Sorry for my lack of posts lately.  Don't be deceived, I have been doing plenty of baking/cooking (one thing in particular which has been baking for say a good 9 months now).  I just haven't been on the ball with taking pictures of said food.  That's where I fail :(
I didn't have enough wheat flour for the usual Wheat Bread recipe I use, so I googled a new one and found this one at Tammy's Recipes (which by the way, has some really neato recipes that I need to try!).  This was a great recipe.  Not as dense as the one I usually make, but still really good.  In fact I made it twice within 4 days!  It is one I will have to keep coming back to.  It is super easy and tasty! 

 (not actual picture of bread, but pretty close!)

*1 cup warm water (110-115 degrees F)
*1 tablespoon milk
*2 tablespoons oil
*2 tablespoons honey
*2 tablespoons brown sugar
*1 teaspoon salt
1 1/2 cups all-purpose flour
1 1/2 cups whole wheat flour
2 teaspoons instant active dry yeast (I used one packet of active Dry Yeast-rapid rise)

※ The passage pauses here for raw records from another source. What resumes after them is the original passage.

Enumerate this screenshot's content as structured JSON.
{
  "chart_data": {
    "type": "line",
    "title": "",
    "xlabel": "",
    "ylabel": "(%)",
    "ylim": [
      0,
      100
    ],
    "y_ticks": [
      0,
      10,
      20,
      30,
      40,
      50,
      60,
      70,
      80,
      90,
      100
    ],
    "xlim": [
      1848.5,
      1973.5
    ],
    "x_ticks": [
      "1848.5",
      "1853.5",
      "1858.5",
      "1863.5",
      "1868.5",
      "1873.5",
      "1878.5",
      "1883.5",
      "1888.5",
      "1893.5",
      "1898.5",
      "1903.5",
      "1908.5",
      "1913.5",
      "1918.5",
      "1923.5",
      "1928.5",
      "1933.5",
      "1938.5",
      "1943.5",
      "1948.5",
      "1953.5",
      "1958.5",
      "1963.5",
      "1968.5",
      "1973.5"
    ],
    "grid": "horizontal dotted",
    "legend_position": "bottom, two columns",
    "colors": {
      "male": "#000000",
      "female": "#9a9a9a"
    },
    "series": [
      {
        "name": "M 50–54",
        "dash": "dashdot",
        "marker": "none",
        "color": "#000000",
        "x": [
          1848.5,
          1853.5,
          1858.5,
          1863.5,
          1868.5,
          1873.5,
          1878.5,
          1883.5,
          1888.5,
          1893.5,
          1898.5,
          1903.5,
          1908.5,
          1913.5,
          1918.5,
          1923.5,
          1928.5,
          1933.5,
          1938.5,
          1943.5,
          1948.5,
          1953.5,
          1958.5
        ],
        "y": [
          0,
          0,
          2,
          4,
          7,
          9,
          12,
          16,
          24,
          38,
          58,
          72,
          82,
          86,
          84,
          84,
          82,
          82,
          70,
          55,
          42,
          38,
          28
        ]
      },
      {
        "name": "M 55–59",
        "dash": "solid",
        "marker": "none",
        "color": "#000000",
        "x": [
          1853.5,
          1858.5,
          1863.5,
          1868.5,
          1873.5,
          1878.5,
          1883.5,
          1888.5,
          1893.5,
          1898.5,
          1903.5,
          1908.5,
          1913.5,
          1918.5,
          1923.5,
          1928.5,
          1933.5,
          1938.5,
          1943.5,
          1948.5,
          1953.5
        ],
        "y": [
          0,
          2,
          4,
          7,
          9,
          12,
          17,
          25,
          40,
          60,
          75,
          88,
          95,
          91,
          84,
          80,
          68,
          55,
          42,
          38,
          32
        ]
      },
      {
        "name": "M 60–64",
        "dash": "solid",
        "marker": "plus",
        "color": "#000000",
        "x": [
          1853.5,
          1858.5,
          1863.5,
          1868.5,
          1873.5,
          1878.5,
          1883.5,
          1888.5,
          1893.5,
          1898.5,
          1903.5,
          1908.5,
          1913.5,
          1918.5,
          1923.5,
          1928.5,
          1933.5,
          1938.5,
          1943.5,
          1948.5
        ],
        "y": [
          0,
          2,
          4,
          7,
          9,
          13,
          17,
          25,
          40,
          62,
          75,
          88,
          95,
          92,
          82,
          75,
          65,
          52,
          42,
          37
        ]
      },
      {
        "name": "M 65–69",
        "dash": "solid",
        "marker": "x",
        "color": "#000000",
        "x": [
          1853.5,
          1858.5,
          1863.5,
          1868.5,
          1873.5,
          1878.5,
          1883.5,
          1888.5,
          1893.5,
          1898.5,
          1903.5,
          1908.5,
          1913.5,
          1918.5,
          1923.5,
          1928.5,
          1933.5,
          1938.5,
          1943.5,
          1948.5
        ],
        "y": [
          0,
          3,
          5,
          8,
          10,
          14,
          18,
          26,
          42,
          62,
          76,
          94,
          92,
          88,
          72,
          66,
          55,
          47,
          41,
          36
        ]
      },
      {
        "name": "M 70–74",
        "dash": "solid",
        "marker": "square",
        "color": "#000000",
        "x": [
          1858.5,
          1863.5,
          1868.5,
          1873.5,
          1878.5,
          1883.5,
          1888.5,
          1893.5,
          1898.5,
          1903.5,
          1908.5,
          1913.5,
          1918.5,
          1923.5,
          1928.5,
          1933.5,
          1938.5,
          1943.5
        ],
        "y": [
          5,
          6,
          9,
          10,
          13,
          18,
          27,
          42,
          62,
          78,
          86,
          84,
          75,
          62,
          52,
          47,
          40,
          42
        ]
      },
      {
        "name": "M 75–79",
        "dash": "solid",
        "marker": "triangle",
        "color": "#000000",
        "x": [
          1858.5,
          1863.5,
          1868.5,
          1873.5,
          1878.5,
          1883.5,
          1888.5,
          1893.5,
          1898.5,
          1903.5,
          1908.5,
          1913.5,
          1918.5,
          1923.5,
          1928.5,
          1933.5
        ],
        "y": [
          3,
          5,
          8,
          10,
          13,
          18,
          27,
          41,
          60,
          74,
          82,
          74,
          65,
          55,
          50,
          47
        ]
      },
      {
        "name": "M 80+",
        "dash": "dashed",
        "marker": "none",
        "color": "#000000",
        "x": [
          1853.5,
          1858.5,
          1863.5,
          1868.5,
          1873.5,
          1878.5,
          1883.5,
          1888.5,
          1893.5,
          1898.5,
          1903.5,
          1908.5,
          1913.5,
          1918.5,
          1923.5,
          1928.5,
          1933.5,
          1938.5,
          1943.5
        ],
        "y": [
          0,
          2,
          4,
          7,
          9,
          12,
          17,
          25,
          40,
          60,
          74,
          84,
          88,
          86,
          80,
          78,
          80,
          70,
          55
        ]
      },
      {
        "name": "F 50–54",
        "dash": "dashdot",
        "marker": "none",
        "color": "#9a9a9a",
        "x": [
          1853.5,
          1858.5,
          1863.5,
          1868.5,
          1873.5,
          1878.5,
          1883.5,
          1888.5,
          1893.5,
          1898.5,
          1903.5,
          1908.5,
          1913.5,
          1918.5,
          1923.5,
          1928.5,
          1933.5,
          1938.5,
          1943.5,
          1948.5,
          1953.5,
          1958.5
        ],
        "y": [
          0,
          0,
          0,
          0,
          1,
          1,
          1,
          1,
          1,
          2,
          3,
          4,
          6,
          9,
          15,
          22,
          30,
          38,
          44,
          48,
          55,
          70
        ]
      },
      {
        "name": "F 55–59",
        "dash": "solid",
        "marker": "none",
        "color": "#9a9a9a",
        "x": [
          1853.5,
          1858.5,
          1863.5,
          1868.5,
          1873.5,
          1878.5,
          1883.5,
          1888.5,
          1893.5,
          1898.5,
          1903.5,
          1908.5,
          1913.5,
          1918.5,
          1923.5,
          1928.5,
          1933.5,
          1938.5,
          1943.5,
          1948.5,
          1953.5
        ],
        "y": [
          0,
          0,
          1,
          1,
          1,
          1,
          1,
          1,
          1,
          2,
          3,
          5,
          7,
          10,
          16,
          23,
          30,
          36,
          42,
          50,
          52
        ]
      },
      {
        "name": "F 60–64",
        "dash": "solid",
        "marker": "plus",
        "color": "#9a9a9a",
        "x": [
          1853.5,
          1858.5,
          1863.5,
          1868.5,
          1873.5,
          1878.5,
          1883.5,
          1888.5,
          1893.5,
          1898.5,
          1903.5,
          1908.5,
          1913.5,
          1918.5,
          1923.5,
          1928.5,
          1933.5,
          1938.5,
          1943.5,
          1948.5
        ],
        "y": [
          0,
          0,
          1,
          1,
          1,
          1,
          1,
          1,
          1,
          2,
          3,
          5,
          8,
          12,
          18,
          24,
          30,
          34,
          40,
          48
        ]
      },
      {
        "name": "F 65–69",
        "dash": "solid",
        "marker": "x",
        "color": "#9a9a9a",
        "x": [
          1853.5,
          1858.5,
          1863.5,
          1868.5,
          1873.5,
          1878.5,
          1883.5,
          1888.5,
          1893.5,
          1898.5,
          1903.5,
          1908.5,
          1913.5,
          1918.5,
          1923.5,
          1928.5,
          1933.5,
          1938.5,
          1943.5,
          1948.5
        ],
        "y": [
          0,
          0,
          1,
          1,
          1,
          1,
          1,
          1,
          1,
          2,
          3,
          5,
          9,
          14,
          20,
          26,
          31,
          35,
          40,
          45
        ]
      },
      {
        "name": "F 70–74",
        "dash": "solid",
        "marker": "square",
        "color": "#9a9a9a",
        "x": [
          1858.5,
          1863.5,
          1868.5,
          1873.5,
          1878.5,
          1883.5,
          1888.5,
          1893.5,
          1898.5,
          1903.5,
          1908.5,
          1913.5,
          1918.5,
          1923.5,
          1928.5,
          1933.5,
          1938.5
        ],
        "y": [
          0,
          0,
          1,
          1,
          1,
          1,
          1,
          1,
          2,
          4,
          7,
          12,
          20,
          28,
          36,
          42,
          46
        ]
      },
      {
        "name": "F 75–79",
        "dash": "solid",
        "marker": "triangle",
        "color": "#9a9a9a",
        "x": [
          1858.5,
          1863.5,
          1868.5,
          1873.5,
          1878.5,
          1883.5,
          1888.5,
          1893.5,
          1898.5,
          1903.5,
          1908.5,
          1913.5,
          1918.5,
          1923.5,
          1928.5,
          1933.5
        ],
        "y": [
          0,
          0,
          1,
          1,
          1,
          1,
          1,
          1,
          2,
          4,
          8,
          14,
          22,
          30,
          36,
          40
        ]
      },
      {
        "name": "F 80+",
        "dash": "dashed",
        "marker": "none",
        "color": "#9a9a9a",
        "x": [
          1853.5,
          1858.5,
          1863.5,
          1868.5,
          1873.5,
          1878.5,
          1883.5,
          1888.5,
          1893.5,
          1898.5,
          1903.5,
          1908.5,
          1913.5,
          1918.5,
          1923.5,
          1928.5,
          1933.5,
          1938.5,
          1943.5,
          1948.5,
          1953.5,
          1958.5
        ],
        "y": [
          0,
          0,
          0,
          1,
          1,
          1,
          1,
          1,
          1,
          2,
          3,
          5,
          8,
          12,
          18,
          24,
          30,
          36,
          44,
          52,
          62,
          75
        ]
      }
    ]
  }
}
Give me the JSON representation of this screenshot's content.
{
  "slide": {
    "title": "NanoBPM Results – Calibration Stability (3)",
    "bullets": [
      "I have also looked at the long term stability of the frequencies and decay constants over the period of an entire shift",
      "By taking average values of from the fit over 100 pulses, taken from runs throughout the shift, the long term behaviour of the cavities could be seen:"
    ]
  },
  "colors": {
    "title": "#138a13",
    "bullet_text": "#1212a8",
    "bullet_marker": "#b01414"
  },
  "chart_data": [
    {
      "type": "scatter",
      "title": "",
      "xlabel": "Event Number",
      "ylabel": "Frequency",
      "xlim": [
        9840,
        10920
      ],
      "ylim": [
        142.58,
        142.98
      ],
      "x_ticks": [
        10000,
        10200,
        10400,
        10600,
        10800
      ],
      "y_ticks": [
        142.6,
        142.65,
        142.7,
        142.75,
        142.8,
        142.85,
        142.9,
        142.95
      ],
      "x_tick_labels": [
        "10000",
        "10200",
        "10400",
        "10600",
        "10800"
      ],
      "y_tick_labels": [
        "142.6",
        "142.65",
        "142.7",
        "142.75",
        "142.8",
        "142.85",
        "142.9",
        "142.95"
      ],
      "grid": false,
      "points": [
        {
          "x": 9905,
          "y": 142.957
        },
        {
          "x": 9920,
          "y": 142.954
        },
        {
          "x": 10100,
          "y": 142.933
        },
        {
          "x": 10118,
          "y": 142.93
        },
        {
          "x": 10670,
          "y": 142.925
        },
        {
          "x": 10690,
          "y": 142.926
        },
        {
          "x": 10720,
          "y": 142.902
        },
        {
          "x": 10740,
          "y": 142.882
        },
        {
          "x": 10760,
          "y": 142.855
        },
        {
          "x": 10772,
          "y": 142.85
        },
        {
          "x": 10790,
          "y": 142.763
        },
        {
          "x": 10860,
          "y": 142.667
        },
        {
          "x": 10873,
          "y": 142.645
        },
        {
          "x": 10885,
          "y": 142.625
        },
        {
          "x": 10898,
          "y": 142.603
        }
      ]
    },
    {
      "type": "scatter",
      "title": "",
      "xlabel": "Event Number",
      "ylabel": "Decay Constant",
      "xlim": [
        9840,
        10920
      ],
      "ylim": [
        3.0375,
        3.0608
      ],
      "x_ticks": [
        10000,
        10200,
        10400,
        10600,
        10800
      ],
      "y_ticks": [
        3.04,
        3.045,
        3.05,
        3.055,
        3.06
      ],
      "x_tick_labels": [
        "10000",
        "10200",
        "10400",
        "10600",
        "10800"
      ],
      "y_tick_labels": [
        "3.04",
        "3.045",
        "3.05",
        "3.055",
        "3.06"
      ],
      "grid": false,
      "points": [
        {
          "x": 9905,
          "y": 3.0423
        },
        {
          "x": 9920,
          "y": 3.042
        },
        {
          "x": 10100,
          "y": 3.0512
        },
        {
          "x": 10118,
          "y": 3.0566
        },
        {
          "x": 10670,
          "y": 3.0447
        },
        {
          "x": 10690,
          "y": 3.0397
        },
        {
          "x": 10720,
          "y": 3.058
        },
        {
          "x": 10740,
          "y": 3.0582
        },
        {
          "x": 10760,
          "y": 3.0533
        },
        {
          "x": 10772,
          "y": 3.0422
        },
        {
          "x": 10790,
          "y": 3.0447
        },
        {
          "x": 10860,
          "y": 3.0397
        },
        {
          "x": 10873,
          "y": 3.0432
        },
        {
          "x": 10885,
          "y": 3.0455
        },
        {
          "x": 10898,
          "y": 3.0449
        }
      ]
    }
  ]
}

1. *Combine first 6 ingredients in a large mixing bowl; stir.
2. Add flours and yeast, and knead until dough is smooth and elastic, about 10-15 minutes (I just mixed it in my Bosch using the dough mixer for 5-6 min-worked perfectly!). Place dough in a greased bowl, turning once to grease top. Cover with a towel and let rise until doubled, about 40 minutes.
3. Punch dough down; knead for a few minutes until smooth and then form into a loaf. Place in greased loaf pan and cover. Let rise in a warm place until almost doubled in size, about 30 minutes.
4. Bake at 350 degrees for 30-35 minutes. Lightly cover with foil if it looks like it is browning fast.
5. Remove bread from oven and allow to rest in pan for a few minutes. Remove to a wire rack and cover with a cloth.